The calcareous nannofossil assemblage recorded in this hole is very similar to that recorded in Hole 1149B. Below Core 8R the nannofossil assemblage is assignable to the C. oblongata Zone (Thierstein, 1971, 1973) based on the occurrences of T. verenae, C. cuvillieri, T. jurapelagicus, C. oblongata, and the large abundance of the genus Diazomatolithus (Table T2). The last occurrence of R. wisei was observed in Sample 185-1149C-8R-1, 13-14 cm, whereas the last occurrence of T. verenae was detected in Sample 8R-1, 0-3 cm. The first occurrence of L. bollii, which defines the lower boundary of the L. bollii nannofossil Zone (Thierstein, 1971, 1973), was identified in Sample 185-1149C-6R-1, 35-41 cm, together with the last occurrence of C. cuvillieri. The identification of these two events indicates that Core 6R can be attributable to the middle part of the L. bollii Zone. Core 7W is a wash core spanning a ~60-m-thick interval (from 322 to 388.2 mbsf) that corresponds to the upper part of the C. oblongata Zone and the lower part of the L. bollii Zone. The last occurrence of C. cuvillieri precedes the first occurrence of R. terebrodentarius, which lies in Sample 185-1149C-6R-1, 30-34 cm. The first occurrence of R. terebrodentarius is unreliable because of the scarcity of this species near the beginning of its stratigraphic range. Reworked specimens of T. verenae and T. jurapelagicus were observed frequently in the upper portion of the cored section.
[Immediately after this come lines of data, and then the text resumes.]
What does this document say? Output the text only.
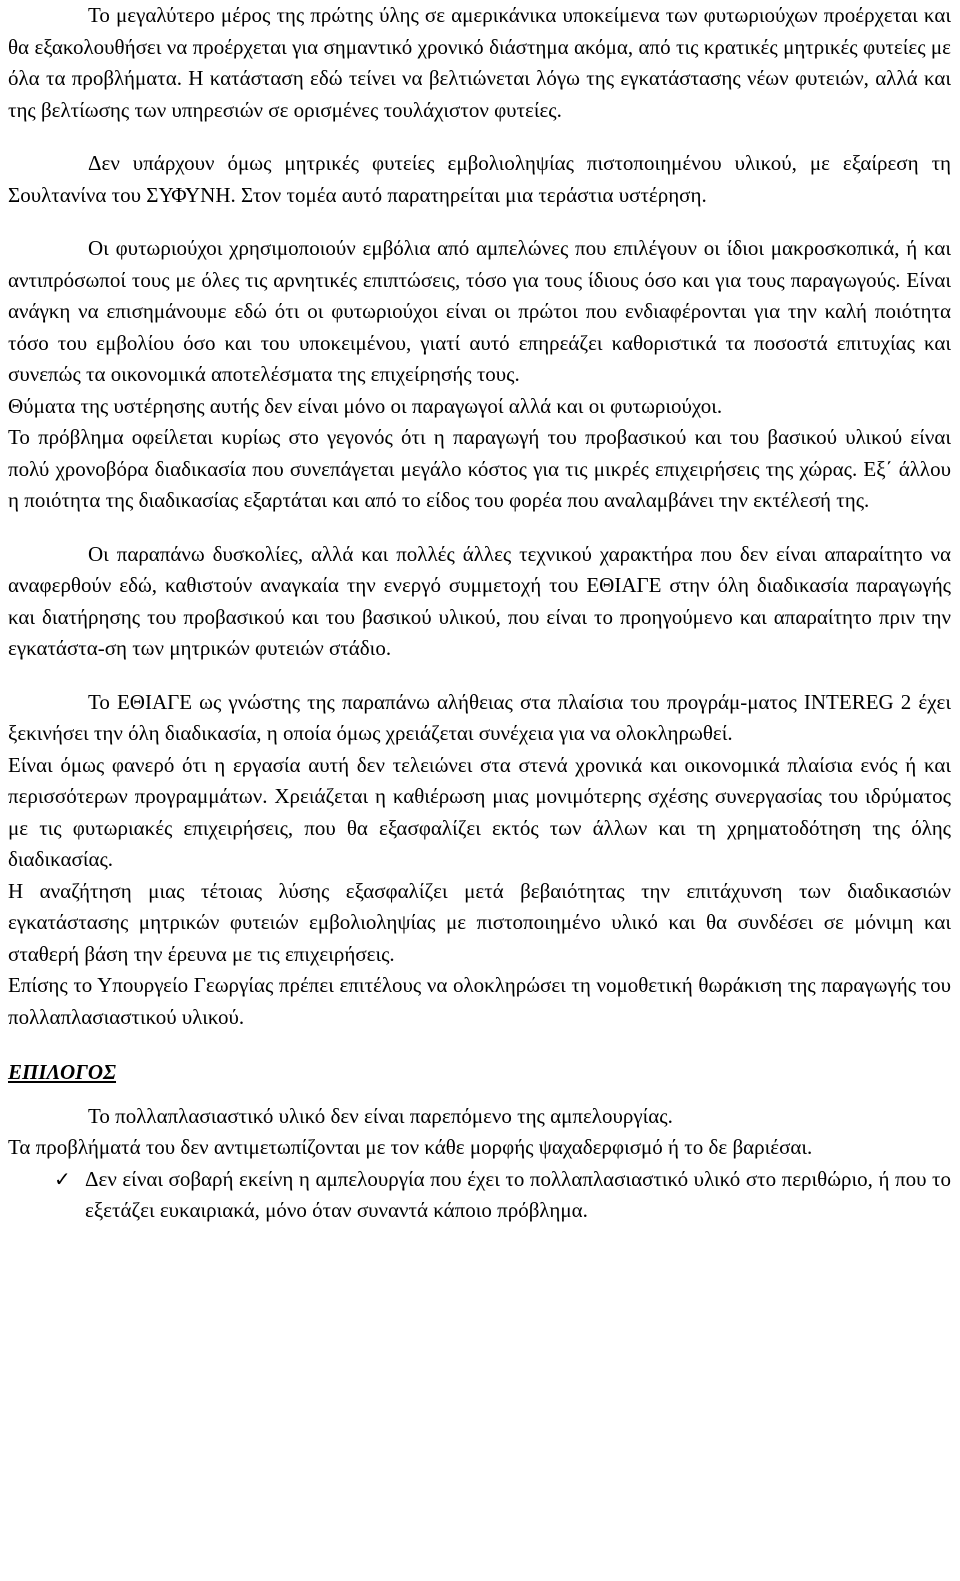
Το μεγαλύτερο μέρος της πρώτης ύλης σε αμερικάνικα υποκείμενα των φυτωριούχων προέρχεται και θα εξακολουθήσει να προέρχεται για σημαντικό χρονικό διάστημα ακόμα, από τις κρατικές μητρικές φυτείες με όλα τα προβλήματα. Η κατάσταση εδώ τείνει να βελτιώνεται λόγω της εγκατάστασης νέων φυτειών, αλλά και της βελτίωσης των υπηρεσιών σε ορισμένες τουλάχιστον φυτείες.

Δεν υπάρχουν όμως μητρικές φυτείες εμβολιοληψίας πιστοποιημένου υλικού, με εξαίρεση τη Σουλτανίνα του ΣΥΦΥΝΗ. Στον τομέα αυτό παρατηρείται μια τεράστια υστέρηση.

Οι φυτωριούχοι χρησιμοποιούν εμβόλια από αμπελώνες που επιλέγουν οι ίδιοι μακροσκοπικά, ή και αντιπρόσωποί τους με όλες τις αρνητικές επιπτώσεις, τόσο για τους ίδιους όσο και για τους παραγωγούς. Είναι ανάγκη να επισημάνουμε εδώ ότι οι φυτωριούχοι είναι οι πρώτοι που ενδιαφέρονται για την καλή ποιότητα τόσο του εμβολίου όσο και του υποκειμένου, γιατί αυτό επηρεάζει καθοριστικά τα ποσοστά επιτυχίας και συνεπώς τα οικονομικά αποτελέσματα της επιχείρησής τους.

Θύματα της υστέρησης αυτής δεν είναι μόνο οι παραγωγοί αλλά και οι φυτωριούχοι.

Το πρόβλημα οφείλεται κυρίως στο γεγονός ότι η παραγωγή του προβασικού και του βασικού υλικού είναι πολύ χρονοβόρα διαδικασία που συνεπάγεται μεγάλο κόστος για τις μικρές επιχειρήσεις της χώρας. Εξ΄ άλλου η ποιότητα της διαδικασίας εξαρτάται και από το είδος του φορέα που αναλαμβάνει την εκτέλεσή της.

Οι παραπάνω δυσκολίες, αλλά και πολλές άλλες τεχνικού χαρακτήρα που δεν είναι απαραίτητο να αναφερθούν εδώ, καθιστούν αναγκαία την ενεργό συμμετοχή του ΕΘΙΑΓΕ στην όλη διαδικασία παραγωγής και διατήρησης του προβασικού και του βασικού υλικού, που είναι το προηγούμενο και απαραίτητο πριν την εγκατάστα-ση των μητρικών φυτειών στάδιο.

Το ΕΘΙΑΓΕ ως γνώστης της παραπάνω αλήθειας στα πλαίσια του προγράμ-ματος INTEREG 2 έχει ξεκινήσει την όλη διαδικασία, η οποία όμως χρειάζεται συνέχεια για να ολοκληρωθεί.

Είναι όμως φανερό ότι η εργασία αυτή δεν τελειώνει στα στενά χρονικά και οικονομικά πλαίσια ενός ή και περισσότερων προγραμμάτων. Χρειάζεται η καθιέρωση μιας μονιμότερης σχέσης συνεργασίας του ιδρύματος με τις φυτωριακές επιχειρήσεις, που θα εξασφαλίζει εκτός των άλλων και τη χρηματοδότηση της όλης διαδικασίας.

Η αναζήτηση μιας τέτοιας λύσης εξασφαλίζει μετά βεβαιότητας την επιτάχυνση των διαδικασιών εγκατάστασης μητρικών φυτειών εμβολιοληψίας με πιστοποιημένο υλικό και θα συνδέσει σε μόνιμη και σταθερή βάση την έρευνα με τις επιχειρήσεις.

Επίσης το Υπουργείο Γεωργίας πρέπει επιτέλους να ολοκληρώσει τη νομοθετική θωράκιση της παραγωγής του πολλαπλασιαστικού υλικού.

ΕΠΙΛΟΓΟΣ

Το πολλαπλασιαστικό υλικό δεν είναι παρεπόμενο της αμπελουργίας.

Τα προβλήματά του δεν αντιμετωπίζονται με τον κάθε μορφής ψαχαδερφισμό ή το δε βαριέσαι.

✓ Δεν είναι σοβαρή εκείνη η αμπελουργία που έχει το πολλαπλασιαστικό υλικό στο περιθώριο, ή που το εξετάζει ευκαιριακά, μόνο όταν συναντά κάποιο πρόβλημα.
Recovery in this hole was very low (~4%). A few samples were studied to assess the age of the oldest sediments overlying the basement and to compare the results with those from Hole 1149B (Table T3). Preservation is generally poor, and Sample 185-1149D-3R-1, 34-35 cm, is barren of calcareous nannofossils. The two lowermost Samples (185-1149D-5R-1, 13-15 cm, and 4R-1, 66-70 cm) contain a sparse, poorly preserved assemblage, characterized by the rare occurrence of highly resistant species (W. barnesae, Watznaueria ovata, and C. margerelii). The occurrences of marker species T. verenae, R. wisei, and C. oblongata are likely affected by poor preservation and cannot be excluded. Based on the occurrence of T. verenae and R. wisei in Sample 185-1149D-4R-1, 1-5 cm, the base of the hole corresponds to the C. oblongata Zone of Thierstein (1971), but no further biostratigraphic detail is possible. This basal age is similar to that in Hole 1149B. Overlying sediments do not contain L. bollii. Thus, the lower boundary of the L. bollii Zone of Thierstein (1973) has not been cored in this hole, and direct correlation with Holes 1149B and 1149C is only hypothetical (Fig. F4).